Attackers are currently exploiting a critical vulnerability, indexed CVE-2017-5638, allowing them to obtain nearly absolute control over web servers used by banks, government agencies, and big Internet companies. The attacks were disclosed by Vicente Motos from Hack Players, who wrote that “If you run it against a vulnerable application, the result will be the remote execution of commands with the user running the server”.
Here is CVE-2017-5638’s official description given by MITRE:
The Jakarta Multipart parser in Apache Struts 2 2.3.x before 2.3.32 and 2.5.x before 126.96.36.199 mishandles file upload, which allows remote attackers to execute arbitrary commands via a #cmd= string in a crafted Content-Type HTTP header, as exploited in the wild in March 2017.
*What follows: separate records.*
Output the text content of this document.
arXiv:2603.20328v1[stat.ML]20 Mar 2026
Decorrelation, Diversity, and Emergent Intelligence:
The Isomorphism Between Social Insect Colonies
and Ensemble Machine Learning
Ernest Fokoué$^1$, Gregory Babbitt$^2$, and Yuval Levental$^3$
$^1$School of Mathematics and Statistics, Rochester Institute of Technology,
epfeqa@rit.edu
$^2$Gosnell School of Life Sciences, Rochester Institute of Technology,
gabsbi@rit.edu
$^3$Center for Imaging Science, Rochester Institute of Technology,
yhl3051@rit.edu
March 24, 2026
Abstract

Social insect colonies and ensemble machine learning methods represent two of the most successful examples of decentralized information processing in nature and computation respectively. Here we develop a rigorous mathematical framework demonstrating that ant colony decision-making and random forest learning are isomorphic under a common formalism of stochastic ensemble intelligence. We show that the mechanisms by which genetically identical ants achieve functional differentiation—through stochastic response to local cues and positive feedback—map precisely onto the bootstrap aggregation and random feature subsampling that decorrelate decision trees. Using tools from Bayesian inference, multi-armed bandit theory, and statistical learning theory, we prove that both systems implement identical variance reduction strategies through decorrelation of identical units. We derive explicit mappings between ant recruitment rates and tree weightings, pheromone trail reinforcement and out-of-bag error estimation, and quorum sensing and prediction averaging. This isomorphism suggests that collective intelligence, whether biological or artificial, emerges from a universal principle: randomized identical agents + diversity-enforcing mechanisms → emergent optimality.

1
Attacks Based on CVE-2017-5638 Observed and Blocked by Researchers
The vulnerability resides in the Apache Struts 2 Web application framework and is easy to exploit. What is troublesome is that the flaw is still under attack even after it was patched on Monday. The attacks are based on commands injections into Struts servers that haven’t been patched yet. In addition, researchers say that two other working exploits are publicly available.
The researchers from Hack Players said they dedicated many hours reporting to companies, governments, manufacturers, and individuals, urging them to patch the bug immediately. Unfortunately, the flaw has already become famous among criminals and there are plenty of massive attempts based on it.
Cisco researchers said they were witnessing a high number of exploitation events attempting to perform a range of malicious activities. For example, commands are injected into web pages meant to stop the firewall protecting the server. Next is the download and installation of malware, where the payload may vary according to the attacker’s preference. The payloads may be IRC bouncers, denial-of-service bots, packages that turn servers into botnets. Cisco researchers are currently observing and blocking malicious attempts that broadly fit into two categories: probing and malware distribution. Many of the attacked sites have already been taken down, making the payloads not available any longer.
More about CVE-2017-5638
The flaw resides in the Jakarta file upload multipart parser, which is a standard part of the framework and only needs a supporting library to function, as explained by Arstechnica.
Apache Struts versions impacted by the bug include Struts 2.3.5 through 2.3.31, and 2.5 through 2.5.10. Servers running any of these versions should upgrade to 2.3.32 or 188.8.131.52 immediately, as advised by researchers.
One other thing has puzzled researchers from different companies. How is it possible that the vulnerability is being exploited so massive 48 hours after the patch was made available? One possible scenario is that the Apache Struts maintainers didn’t evaluate the risk adequately enough rating it as high risk and in the meantime stating it posed a possible remote code execution danger. Other independent researchers have dubbed the flaw trivial to exploit, high reliable and requiring no authentication to carry out an attack.